To prove that claim, I copied the same zone to two ADs, then assigned a different admin account to each. To create some traffic, I started Iometer on one host connected to the first domain. Next, to simulate a conflicting configuration change, I logged in as admin for the second domain and removed that host port from the zone.
Finally, I switched back to the host on the first domain: Iometer was still running, unaffected by the change made on the parallel AD.
Sharing devices across separate administrative domains is more likely to happen with storage targets than with host ports. However, the type of device shared by domains is irrelevant, because the principle is the same: Changes made on one administrative domain have no impact outside of its borders.

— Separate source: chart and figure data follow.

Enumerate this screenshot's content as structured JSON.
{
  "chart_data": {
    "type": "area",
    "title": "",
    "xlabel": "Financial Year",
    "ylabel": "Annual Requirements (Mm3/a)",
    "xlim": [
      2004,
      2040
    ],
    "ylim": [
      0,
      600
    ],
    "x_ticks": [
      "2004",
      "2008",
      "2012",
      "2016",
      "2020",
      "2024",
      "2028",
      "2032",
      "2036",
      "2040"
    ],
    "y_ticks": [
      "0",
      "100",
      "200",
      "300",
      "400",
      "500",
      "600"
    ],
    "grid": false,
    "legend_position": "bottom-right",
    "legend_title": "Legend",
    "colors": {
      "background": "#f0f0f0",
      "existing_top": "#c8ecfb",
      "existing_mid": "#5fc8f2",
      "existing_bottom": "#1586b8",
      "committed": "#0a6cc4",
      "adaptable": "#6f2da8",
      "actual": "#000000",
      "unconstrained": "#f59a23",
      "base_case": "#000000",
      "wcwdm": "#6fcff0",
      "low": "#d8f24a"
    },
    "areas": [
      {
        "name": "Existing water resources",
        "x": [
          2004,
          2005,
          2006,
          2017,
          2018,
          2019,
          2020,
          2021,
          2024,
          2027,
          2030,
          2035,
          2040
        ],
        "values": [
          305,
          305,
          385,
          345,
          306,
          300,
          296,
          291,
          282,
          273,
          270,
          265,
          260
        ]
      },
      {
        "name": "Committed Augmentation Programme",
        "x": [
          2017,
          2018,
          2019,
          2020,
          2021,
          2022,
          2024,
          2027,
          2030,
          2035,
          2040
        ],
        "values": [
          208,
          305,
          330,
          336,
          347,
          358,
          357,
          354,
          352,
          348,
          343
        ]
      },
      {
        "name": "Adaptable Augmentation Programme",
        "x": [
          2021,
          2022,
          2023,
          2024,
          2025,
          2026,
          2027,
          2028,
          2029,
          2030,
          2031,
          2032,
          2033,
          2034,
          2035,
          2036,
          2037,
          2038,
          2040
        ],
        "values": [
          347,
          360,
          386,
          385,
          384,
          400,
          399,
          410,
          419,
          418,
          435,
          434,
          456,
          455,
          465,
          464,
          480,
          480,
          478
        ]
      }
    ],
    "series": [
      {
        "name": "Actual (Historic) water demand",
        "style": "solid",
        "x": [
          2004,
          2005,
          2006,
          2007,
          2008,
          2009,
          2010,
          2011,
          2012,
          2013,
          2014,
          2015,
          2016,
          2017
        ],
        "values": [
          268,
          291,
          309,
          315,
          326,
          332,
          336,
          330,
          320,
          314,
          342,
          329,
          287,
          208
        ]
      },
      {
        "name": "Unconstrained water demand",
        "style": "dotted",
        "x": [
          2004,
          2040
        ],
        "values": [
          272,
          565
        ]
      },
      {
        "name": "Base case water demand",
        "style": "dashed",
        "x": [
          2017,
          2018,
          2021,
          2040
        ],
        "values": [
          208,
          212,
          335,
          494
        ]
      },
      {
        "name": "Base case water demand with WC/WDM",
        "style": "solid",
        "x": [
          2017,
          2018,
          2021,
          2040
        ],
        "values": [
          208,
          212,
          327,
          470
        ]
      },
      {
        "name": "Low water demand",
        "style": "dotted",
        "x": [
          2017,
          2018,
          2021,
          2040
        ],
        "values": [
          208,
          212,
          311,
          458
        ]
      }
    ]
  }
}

The last action item of my DCX evaluation was less spectacular, consisting simply of connecting a switch to the DCX and proving that the devices connected to that switch were readily available and usable in normal zones.
Usually connecting a switch to a fabric would be a rather boring and straightforward exercise, but the switch I had in mind was a McData 6140 working in native mode.
As McData customers know all too well, connecting McData switches in native mode to a Brocade fabric was not possible before Brocade's acquisition of McData. After seeing it work in practice, I am glad to say that it now can be done, at least for the 6140.
For details on which legacy devices are supported by the DCX, a good reference is the Brocade connectivity matrix.
Obviously there are some limitations when connecting legacy devices. For example, the old interoperability mode is now obsolete, replaced by two new modes: McData native (the mode I tested) and McData open. Further, according to Brocade those two modes work only when connecting devices running Fabric OS 6 and EOS 9.6.
Even with those limits, customers with McData-branded items should be in better shape regarding connectivity support than they were before the acquisition. However, note that features such as Top Talkers that query performance counters embedded in Brocade ASICs are not available for legacy devices.
The most difficult part of reviewing a complex product such as the DCX Backbone is deciding where to stop. In addition to being a fabric backbone, the DCX is a powerful switch. My evaluation skipped on some of the typical grinding you would challenge a switch with, in order to focus on the features that allow you to pull together a super-fabric of datacenter networks. So while the specs of the DCX are impressive both for performance and capacity, what I like most about the solution is the effort to bring more intelligence to the fabric.
As impressed as I was by my first experience with the DCX, it would be deceiving to think that future requirements would be satisfied by the cocktail of networking muscle and smart management tools that Brocade injected into this debut version. Nor is the shift in focus from storage fabric to datacenter network unique to Brocade. Cisco has been preaching the datacenter cult perhaps even longer than Brocade. Cisco's new switch targeting the datacenter, the Nexus 7000, released around the same time as the DCX, proves that Cisco is not conceding anything to Brocade.
In addition to faster connectivity -- for example, converging both native and Fibre Channel traffic on 40 Gigabit Ethernet and 100 Gigabit Ethernet via FCoE (Fibre Channel over Ethernet) -- the challenge ahead for these megahubs includes becoming good virtualization mates, offering more networking services such as encryption, and becoming easier to tame and control via policy management and ever more sophisticated rules. The rate limiting, QoS capability, and the initial, rudimentary attempt at enforcing security from the fabric are a promising beginning, but I can't help thinking that those features are -- must be -- only a first step, and that the best of the DCX intelligence is yet to come.